Children who live in colder, wetter areas are at greater risk of suffering the condition because they have fewer hours of sunlight, according to a new study.
People with asthma have been found to have lower levels of vitamin D which is produced by exposure to sunlight.
“Prolonged exposure to the sun can cause cancer, but it’s also dangerous to avoid it.
“There has to be a balance between the pros and cons,” says Alberto Arnedo-Pena, an epidemiologist lead author of research, which is part of the International Study of Asthma and Allergies in Childhood (ISAAC) at the University of Murcia in Spain.
“In fact, 90% of our vitamin D is synthesised through exposure to the sun.
“This vitamin, which can be found in various cell receptors, is usually found at lower levels in people with asthma.
“The study results show that there is a higher prevalence of this illness among children in wetter places with less sun.”

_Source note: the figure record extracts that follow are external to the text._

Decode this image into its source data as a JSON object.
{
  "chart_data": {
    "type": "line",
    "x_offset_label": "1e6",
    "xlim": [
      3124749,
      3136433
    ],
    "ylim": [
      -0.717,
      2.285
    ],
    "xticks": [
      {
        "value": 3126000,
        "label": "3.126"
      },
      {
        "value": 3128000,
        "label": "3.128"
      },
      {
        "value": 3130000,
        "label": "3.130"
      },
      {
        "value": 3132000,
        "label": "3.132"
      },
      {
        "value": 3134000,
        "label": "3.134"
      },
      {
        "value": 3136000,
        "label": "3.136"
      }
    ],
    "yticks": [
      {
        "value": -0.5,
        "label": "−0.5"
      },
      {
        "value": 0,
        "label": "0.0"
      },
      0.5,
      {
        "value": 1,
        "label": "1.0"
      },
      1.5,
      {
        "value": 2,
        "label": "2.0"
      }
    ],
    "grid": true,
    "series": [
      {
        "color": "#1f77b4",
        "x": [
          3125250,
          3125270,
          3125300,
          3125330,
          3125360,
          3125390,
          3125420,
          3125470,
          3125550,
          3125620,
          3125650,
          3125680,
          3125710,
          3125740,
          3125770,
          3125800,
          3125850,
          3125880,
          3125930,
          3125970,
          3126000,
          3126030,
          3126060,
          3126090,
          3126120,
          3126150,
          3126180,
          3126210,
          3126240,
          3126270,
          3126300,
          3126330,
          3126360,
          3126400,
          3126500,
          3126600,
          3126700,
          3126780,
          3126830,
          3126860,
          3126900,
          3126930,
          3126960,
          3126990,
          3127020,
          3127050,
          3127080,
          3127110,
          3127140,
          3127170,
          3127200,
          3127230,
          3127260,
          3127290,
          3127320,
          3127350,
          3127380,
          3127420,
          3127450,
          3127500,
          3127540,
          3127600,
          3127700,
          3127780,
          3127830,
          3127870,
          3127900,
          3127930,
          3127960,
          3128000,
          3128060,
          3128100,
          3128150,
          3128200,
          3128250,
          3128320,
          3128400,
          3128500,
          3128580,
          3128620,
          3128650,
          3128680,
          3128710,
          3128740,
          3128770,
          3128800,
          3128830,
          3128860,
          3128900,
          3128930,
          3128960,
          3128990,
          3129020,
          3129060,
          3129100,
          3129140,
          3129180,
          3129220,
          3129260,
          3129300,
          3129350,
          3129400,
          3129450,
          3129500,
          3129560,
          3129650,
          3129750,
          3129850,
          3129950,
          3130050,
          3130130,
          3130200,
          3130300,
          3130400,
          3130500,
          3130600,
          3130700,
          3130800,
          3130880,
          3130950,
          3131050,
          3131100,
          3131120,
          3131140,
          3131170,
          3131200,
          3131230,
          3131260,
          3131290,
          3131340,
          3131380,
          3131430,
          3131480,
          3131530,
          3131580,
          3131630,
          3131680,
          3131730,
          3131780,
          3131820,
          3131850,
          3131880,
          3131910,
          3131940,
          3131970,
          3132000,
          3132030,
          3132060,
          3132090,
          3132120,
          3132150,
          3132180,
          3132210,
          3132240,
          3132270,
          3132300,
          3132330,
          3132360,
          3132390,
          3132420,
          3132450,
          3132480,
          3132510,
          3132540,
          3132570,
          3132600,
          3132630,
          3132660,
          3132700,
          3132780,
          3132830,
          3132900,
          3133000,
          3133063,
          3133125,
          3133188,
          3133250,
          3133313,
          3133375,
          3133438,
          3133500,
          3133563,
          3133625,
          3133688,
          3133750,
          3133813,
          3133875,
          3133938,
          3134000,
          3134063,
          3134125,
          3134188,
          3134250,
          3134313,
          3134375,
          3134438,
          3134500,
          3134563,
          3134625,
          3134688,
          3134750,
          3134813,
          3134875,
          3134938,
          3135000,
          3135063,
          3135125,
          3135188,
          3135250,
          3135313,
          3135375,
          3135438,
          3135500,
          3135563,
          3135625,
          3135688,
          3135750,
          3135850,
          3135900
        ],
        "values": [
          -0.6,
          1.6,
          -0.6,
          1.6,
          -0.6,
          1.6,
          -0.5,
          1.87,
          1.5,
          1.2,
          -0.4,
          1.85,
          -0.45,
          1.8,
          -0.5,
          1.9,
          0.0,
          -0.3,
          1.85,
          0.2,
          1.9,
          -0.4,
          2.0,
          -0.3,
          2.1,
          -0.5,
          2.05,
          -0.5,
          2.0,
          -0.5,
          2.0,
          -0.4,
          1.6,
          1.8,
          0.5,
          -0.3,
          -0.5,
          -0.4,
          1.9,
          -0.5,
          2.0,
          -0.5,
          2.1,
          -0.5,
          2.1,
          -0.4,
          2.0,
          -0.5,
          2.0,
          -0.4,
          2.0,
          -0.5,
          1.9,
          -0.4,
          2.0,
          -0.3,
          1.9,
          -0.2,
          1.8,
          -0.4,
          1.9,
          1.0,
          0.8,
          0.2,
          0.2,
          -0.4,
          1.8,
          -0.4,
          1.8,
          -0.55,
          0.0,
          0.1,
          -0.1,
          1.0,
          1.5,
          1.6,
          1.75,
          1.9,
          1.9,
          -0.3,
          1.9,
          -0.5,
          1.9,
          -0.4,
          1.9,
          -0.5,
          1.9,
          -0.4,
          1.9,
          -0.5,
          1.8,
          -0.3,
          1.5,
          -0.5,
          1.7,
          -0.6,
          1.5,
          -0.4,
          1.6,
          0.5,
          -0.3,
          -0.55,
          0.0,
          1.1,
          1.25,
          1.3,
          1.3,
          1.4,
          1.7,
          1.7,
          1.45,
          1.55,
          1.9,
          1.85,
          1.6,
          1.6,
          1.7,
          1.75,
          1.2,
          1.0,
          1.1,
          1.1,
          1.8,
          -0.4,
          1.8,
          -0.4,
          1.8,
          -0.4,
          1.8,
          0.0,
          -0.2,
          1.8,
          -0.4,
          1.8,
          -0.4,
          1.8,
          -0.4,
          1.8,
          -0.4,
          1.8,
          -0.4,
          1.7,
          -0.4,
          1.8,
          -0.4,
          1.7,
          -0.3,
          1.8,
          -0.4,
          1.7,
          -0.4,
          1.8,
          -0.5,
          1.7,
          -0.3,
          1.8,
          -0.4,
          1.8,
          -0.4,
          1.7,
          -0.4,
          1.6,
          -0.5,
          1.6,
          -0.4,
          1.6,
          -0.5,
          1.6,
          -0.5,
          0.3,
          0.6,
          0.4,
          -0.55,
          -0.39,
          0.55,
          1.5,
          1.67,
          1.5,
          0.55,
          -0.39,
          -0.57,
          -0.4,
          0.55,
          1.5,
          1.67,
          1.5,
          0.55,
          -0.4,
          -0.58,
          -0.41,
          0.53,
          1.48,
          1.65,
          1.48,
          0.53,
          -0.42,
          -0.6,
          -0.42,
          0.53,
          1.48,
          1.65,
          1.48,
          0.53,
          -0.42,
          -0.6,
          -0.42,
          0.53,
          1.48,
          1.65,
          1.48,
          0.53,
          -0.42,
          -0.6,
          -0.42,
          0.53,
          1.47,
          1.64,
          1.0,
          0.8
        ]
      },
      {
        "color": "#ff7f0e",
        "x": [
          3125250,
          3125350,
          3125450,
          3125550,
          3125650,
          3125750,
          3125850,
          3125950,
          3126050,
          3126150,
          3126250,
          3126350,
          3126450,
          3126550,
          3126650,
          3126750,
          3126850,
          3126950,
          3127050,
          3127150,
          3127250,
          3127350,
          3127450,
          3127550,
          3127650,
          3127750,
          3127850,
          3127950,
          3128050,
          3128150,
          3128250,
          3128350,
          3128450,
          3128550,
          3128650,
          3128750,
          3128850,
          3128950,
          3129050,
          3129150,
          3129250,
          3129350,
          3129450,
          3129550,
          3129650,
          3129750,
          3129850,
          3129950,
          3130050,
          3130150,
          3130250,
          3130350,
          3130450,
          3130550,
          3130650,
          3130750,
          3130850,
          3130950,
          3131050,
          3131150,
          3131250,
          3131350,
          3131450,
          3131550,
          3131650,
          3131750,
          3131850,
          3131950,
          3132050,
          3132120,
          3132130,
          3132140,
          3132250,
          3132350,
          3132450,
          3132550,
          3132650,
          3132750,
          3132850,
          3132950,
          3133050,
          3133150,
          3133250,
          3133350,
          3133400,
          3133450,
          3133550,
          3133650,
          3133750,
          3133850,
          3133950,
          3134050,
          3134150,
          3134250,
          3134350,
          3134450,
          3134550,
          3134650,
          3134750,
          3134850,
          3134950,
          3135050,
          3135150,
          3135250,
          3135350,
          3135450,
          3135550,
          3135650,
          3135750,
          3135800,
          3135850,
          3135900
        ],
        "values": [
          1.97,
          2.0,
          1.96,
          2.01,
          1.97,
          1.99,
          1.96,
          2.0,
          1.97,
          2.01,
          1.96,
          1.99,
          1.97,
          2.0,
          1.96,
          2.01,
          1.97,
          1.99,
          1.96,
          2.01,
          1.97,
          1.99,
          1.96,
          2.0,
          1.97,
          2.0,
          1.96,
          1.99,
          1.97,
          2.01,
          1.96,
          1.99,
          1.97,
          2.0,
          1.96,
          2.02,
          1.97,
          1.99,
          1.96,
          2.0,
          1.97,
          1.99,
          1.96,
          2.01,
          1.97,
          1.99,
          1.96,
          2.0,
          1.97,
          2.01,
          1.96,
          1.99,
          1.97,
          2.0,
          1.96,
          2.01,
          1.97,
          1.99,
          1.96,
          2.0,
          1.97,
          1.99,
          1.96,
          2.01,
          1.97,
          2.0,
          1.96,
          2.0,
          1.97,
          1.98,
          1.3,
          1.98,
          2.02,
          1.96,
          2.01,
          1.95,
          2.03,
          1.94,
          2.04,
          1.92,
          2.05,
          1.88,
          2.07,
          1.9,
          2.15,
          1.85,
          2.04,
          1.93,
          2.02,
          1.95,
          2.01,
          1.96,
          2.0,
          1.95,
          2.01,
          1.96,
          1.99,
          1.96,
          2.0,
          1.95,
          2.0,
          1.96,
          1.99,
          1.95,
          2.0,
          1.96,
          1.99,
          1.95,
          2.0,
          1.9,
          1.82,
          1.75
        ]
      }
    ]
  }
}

The research, carried out on more than 45,000 children and teenagers from nine Spanish cities and published in the International Journal of Biometeorology, shows that climatic conditions, above all solar radiation, can in many cases explain the high geographical variation in the prevalence of asthma in Spain.
In northern countries (where there are fewer hours of sunshine than in the Mediterranean), the advice is to spend 20 to 30 minutes’ in the sun each day.
This should not be done at times within the highest risk period – from noon to 4pm.
“There is a problem in countries at latitudes higher than 40º north, where it is not possible to absorb enough vitamin D during the winter months.
“People in these countries should take supplements to ensure they are not at risk,” the researcher concludes.